Tuesday, April 1, 2014

CONTINUATION AND EXPLArNATION

It wasn't an hour after I posted yesterday when I got a call from He Who Knows All Things.

"Better explain that better."

"Did I get it wrong?"

"I don't think so but I would bet that some of your readers don't know how something like this could happen or the real story behind the scenes in addition to what you laid out, naughty boy."

As usual he's right so with apologies is a bit more insight into the goings-on in today's regulating mess.

Citicorp has, on any one day, over 300 regulators inside of the institution.  Their job is, of course, to get a handle on the operations of the institution in regard to compliance and risk management among other thing.  I don't know how good they are but I suspect they are quite good as the staff of the New York Fed has always been first rate; it's only when one gets into the top brackets and the politics comes out do we have trouble.

You can bet the mortgage on the fact that the regs in NYC and Citicorp were pretty much on the same page.  There is a constant back and forth as to what the Fed wants to see both as a result and how it is achieved.  As I said yesterday, with so much at stake it is unimaginable that the CEO of the corporation would be off visiting clients half way around the world if he had been unsure of the outcome.  The regulators are practical guys; they know and understand the businesses and the "clients" vision of the same.
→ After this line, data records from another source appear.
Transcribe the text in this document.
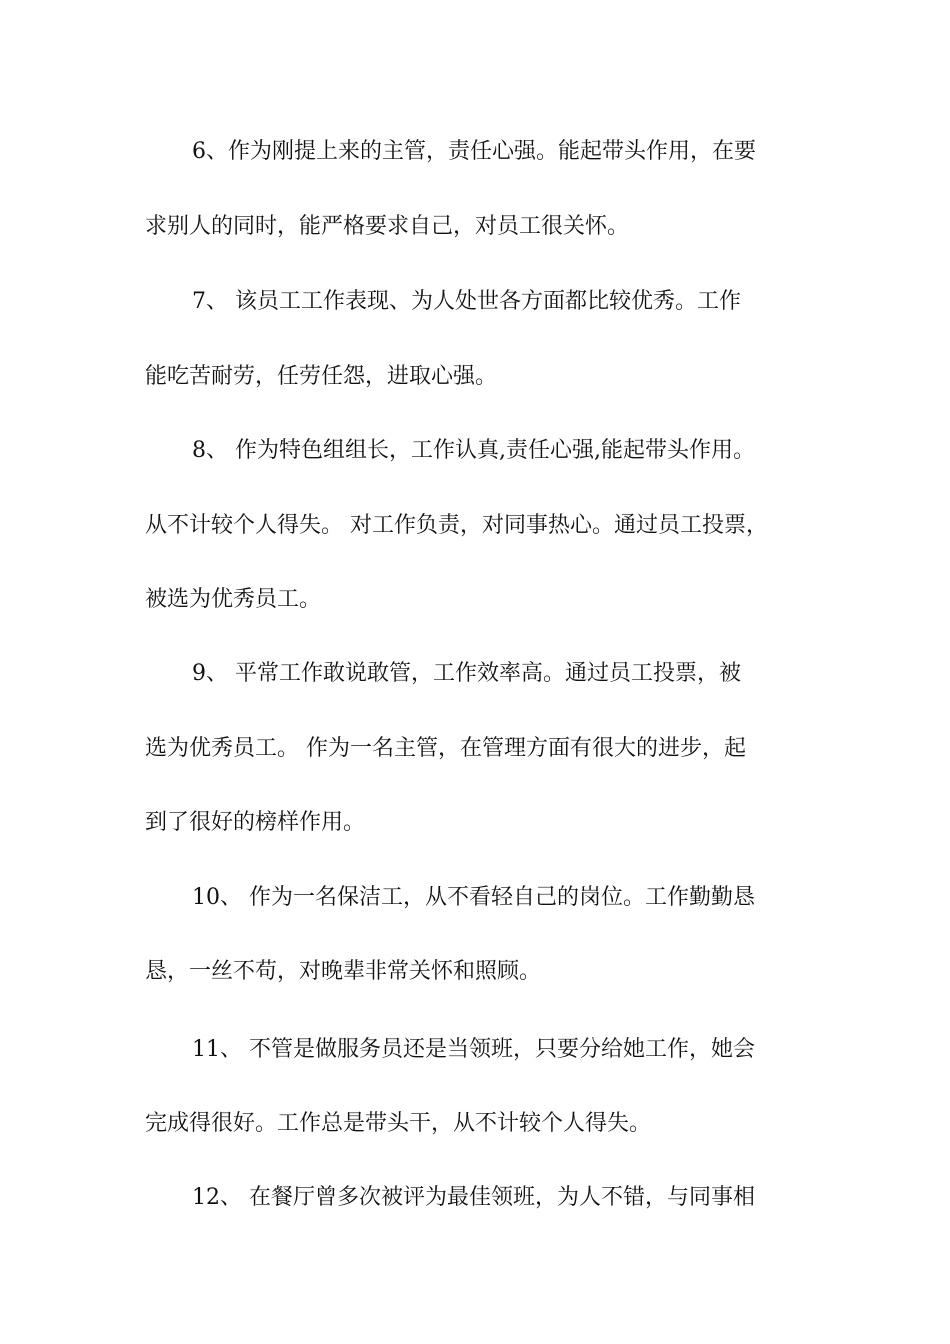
6、作为刚提上来的主管，责任心强。能起带头作用，在要
求别人的同时，能严格要求自己，对员工很关怀。
7、 该员工工作表现、为人处世各方面都比较优秀。工作
能吃苦耐劳，任劳任怨，进取心强。
8、 作为特色组组长，工作认真,责任心强,能起带头作用。
从不计较个人得失。 对工作负责，对同事热心。通过员工投票，
被选为优秀员工。
9、 平常工作敢说敢管，工作效率高。通过员工投票，被
选为优秀员工。 作为一名主管，在管理方面有很大的进步，起
到了很好的榜样作用。
10、 作为一名保洁工，从不看轻自己的岗位。工作勤勤恳
恳，一丝不苟，对晚辈非常关怀和照顾。
11、 不管是做服务员还是当领班，只要分给她工作，她会
完成得很好。工作总是带头干，从不计较个人得失。
12、 在餐厅曾多次被评为最佳领班，为人不错，与同事相
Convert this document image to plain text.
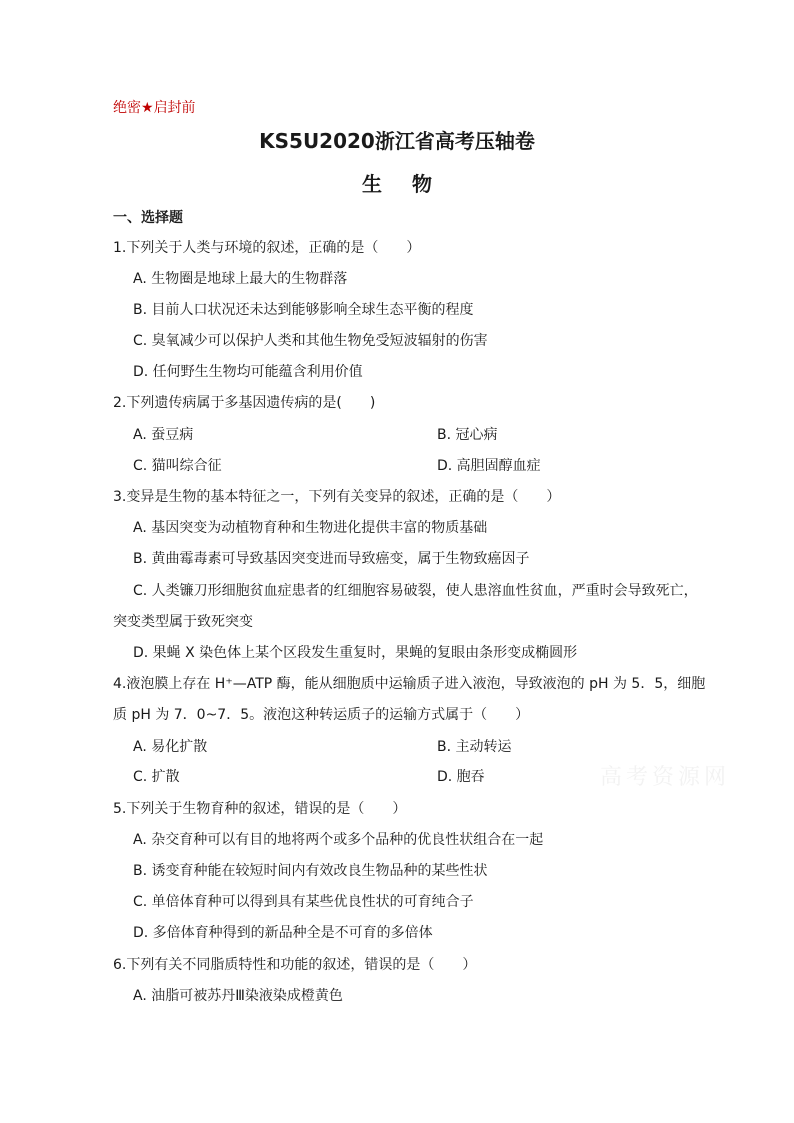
绝密★启封前
KS5U2020浙江省高考压轴卷
生物
一、选择题
1.下列关于人类与环境的叙述，正确的是（　　）
A. 生物圈是地球上最大的生物群落
B. 目前人口状况还未达到能够影响全球生态平衡的程度
C. 臭氧减少可以保护人类和其他生物免受短波辐射的伤害
D. 任何野生生物均可能蕴含利用价值
2.下列遗传病属于多基因遗传病的是(　　)
A. 蚕豆病	B. 冠心病
C. 猫叫综合征	D. 高胆固醇血症
3.变异是生物的基本特征之一，下列有关变异的叙述，正确的是（　　）
A. 基因突变为动植物育种和生物进化提供丰富的物质基础
B. 黄曲霉毒素可导致基因突变进而导致癌变，属于生物致癌因子
C. 人类镰刀形细胞贫血症患者的红细胞容易破裂，使人患溶血性贫血，严重时会导致死亡，
突变类型属于致死突变
D. 果蝇 X 染色体上某个区段发生重复时，果蝇的复眼由条形变成椭圆形
4.液泡膜上存在 H⁺—ATP 酶，能从细胞质中运输质子进入液泡，导致液泡的 pH 为 5．5，细胞
质 pH 为 7．0~7．5。液泡这种转运质子的运输方式属于（　　）
A. 易化扩散	B. 主动转运
C. 扩散	D. 胞吞
5.下列关于生物育种的叙述，错误的是（　　）
A. 杂交育种可以有目的地将两个或多个品种的优良性状组合在一起
B. 诱变育种能在较短时间内有效改良生物品种的某些性状
C. 单倍体育种可以得到具有某些优良性状的可育纯合子
D. 多倍体育种得到的新品种全是不可育的多倍体
6.下列有关不同脂质特性和功能的叙述，错误的是（　　）
A. 油脂可被苏丹Ⅲ染液染成橙黄色
高考资源网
Danny Boy and his guys do not.  They understand Wells Fargo which takes deposits, makes loans and writes mortgages…all in the good ol' U.S. of A.  It is the simplest form of banking today if any of the business is simple.  And you know what?  In a sense J.P. Morgan is more like Wells than it is Citi as are most if not all of the other banks in the stress test.  So when Danny Boy and his quant guys write their programs, they are going to be a hell of a lot more accurate as applied to Wells than Citi.  And when your really don't understand the businesses you are evaluating…What's that you ask?  Was there an internal disagreement at the Fed?  Yep, and Danny Boy won, not because of right but because of might.  One size fits all apparently and to hell with anybody else.  We will hear more of this of course but for now if you think the supervision of financial institutions has improved, think again.

Tomorrow (perhaps) we will take a look at one of the subjects of last week's clam bake, to wit:  what have we learned in the past 30 years.  I think you will enjoy it.